На лед опускалось все больше гусей, а вожаки, настороженно озираясь, двинулись к берегу.
— Они боятся лис, — заметил Ямской. — А у вас, должно быть, убийственные доказательства, коли вы подозреваете офицера КГБ.
— Мы предположительно установили личность двоих убитых в Парке Горького. У нас была пленка, где было записано, что Голодкин дал определенные показания о деловых связях этих двоих с американцем.
— Где теперь ваш Голодкин? И где ваша кассета?
— Ее похитили из кармана убитого Паши в квартире Голодкина. У Голодкина, кроме того, был ларец.
— Ларец… А существует ли он? Я просматривал протокол следователя об обыске, там никакой ларец не упоминается. И вы хотите обвинить майора КГБ, ссылаясь на кассету и ларец, которых нет, да на показания покойника. Кстати, Голодкин хоть раз упомянул майора Приблуду?
— Нет.
— В таком случае я отказываюсь понимать, о чем речь. Я разделяю ваши чувства, понимаю, что у вас горе — потеряли товарища. У вас личная неприязнь к майору Приблуде. Но выдвигать такие дикие и необоснованные обвинения! Не понимаю.
— Американец связан с КГБ.
— Ну и что? И я связан, и вы тоже. Все мы дышим одним воздухом. Из всего, что вы мне рассказали, ясно одно — что американский бизнесмен не дурак. А вот вы, извините, порядочный дурак. Подумайте о себе и, ради бога, никому не говорите об этих нелепых подозрениях. И лучше не упоминайте о них в докладных на мое имя…
— Я требую, чтобы расследование убийства Паши проводилось под моим руководством в рамках расследования убийств в Парке Горького.
— Дайте асе мне закончить.
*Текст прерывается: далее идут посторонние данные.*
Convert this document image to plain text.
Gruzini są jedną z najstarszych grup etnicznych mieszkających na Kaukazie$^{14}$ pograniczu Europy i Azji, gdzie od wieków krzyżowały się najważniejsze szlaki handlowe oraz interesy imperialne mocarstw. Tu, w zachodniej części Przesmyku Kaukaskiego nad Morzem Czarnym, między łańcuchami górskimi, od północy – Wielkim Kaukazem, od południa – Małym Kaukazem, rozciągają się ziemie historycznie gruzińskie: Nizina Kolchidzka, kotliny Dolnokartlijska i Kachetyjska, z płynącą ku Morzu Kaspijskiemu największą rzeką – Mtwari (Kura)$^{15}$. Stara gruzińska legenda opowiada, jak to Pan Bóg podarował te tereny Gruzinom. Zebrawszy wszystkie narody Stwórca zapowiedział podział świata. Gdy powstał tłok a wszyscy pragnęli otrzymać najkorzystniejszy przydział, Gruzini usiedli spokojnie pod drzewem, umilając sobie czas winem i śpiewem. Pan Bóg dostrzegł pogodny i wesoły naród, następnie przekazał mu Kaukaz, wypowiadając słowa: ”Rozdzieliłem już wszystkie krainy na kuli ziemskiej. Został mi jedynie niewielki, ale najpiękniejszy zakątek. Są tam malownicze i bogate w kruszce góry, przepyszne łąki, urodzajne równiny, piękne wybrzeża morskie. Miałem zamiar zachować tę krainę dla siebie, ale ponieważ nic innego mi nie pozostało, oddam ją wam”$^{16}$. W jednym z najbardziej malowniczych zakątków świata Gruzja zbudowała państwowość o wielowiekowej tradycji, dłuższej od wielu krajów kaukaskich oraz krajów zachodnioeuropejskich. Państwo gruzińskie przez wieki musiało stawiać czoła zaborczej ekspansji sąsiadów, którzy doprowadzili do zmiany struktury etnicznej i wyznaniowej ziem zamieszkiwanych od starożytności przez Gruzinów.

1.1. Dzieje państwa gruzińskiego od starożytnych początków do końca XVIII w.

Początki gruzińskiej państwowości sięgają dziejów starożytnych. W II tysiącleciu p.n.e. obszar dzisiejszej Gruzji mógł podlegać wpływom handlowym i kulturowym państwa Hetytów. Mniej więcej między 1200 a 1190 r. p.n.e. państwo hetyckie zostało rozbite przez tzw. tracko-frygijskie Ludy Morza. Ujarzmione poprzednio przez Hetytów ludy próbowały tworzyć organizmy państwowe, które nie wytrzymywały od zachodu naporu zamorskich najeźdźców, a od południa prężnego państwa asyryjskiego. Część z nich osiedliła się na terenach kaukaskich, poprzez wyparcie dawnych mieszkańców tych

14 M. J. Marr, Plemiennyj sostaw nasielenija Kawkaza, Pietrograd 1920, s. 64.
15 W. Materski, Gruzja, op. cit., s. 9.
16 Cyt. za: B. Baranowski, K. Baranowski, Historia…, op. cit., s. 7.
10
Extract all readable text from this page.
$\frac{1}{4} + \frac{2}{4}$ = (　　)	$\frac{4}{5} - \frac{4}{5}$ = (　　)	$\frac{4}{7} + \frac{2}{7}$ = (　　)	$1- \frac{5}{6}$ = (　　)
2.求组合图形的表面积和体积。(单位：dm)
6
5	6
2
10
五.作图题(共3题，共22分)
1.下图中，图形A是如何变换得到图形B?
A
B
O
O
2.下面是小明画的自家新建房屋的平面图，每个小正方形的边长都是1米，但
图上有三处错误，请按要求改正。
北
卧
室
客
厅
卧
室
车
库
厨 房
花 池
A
Американцы, вроде того, на которого вы намекаете, очень богаты, и не только деньгами, как обычно себе представляют, — у них здесь уйма влиятельных друзей, больше чем… — благожелательно закончил Ямской, — чем у вас. Что такого могло быть у тех троих в Парке Горького, что стоило хотя бы одной минуты его времени, не говоря уж о том, чтобы их убивать? Тысяча, сто тысяч рублей для вас, возможно, куча денег. Но не для таких, как он. Секс? Да с его влиянием он прикроет самую щекотливую неприятность. Что еще остается? В том-то и дело, что больше ничего. Кстати, вы сказали, что предположительно установили личность двух убитых. Кто они, русские или иностранцы?
— Русские.
— Вот видите, уже кое-что. Русские, а не иностранцы, а это не касается ни Приблуди, ни КГБ. Что до смерти Павловича, то в заключении ясно написано, что они с Голодкиным убили друг друга. Мне кажется, что следователь районной прокуратуры хорошо справляется и без вашей помощи. Разумеется, его окончательное заключение будет направлено вам. Но вмешиваться я вам не позволю. Я вас знаю! Сперва вы хотели спихнуть расследование Приблуде. А теперь, когда вы по личным причинам вопреки логике вообразили, что майор, возможно, замешан в смерти вашего товарища, вы ни за что не откажетесь от него. Так? Знаю, если вы возьметесь за дело, то ни за что от него не отступитесь. Буду откровенным — другой на моем месте немедленно отправил бы вас в отпуск по болезни. Я же уступаю — вы продолжите дело об убийстве в Парке Горького, но с этой минуты я буду куда строже следить за расследованием. А все-таки не отдохнуть ли вам денек-другой?
— А если я просто брошу все?
— Что-что?
— То, что я сказал. Я подаю в отставку. Ищите другого старшего следователя.
Мысль и слова пришли к Аркадию вместе, как бывает, когда человек одновременно осознает, что он попал в ловушку, но еще есть выход, дверь еще не закрыта. До чего же все ясно!
— Я все забываю о вашей склонности делать глупости, — заметил Ямской, наблюдая за ним. — Меня часто удивляло, зачем вы так демонстративно пренебрегаете членством в партии. Я спрашивал себя, почему вы решили стать следователем.
Аркадий невольно улыбнулся: как все, оказывается, просто, и какую необыкновенную силу он обрел. Бросить, и все. Представьте, что в середине спектакля Гамлет решает, что перипетии пьесы слишком сложны, отказывается следовать советам тени отца и неторопливо уходит со сцены. Аркадий увидел в глазах Ямского те же недоумение и ярость, как если бы спектакль внезапно оборвался. Никогда раньше Аркадий не пользовался таким безраздельным вниманием начальства, но продолжал улыбаться, пока бледные губы прокурора тоже не растянулись в широкой улыбке.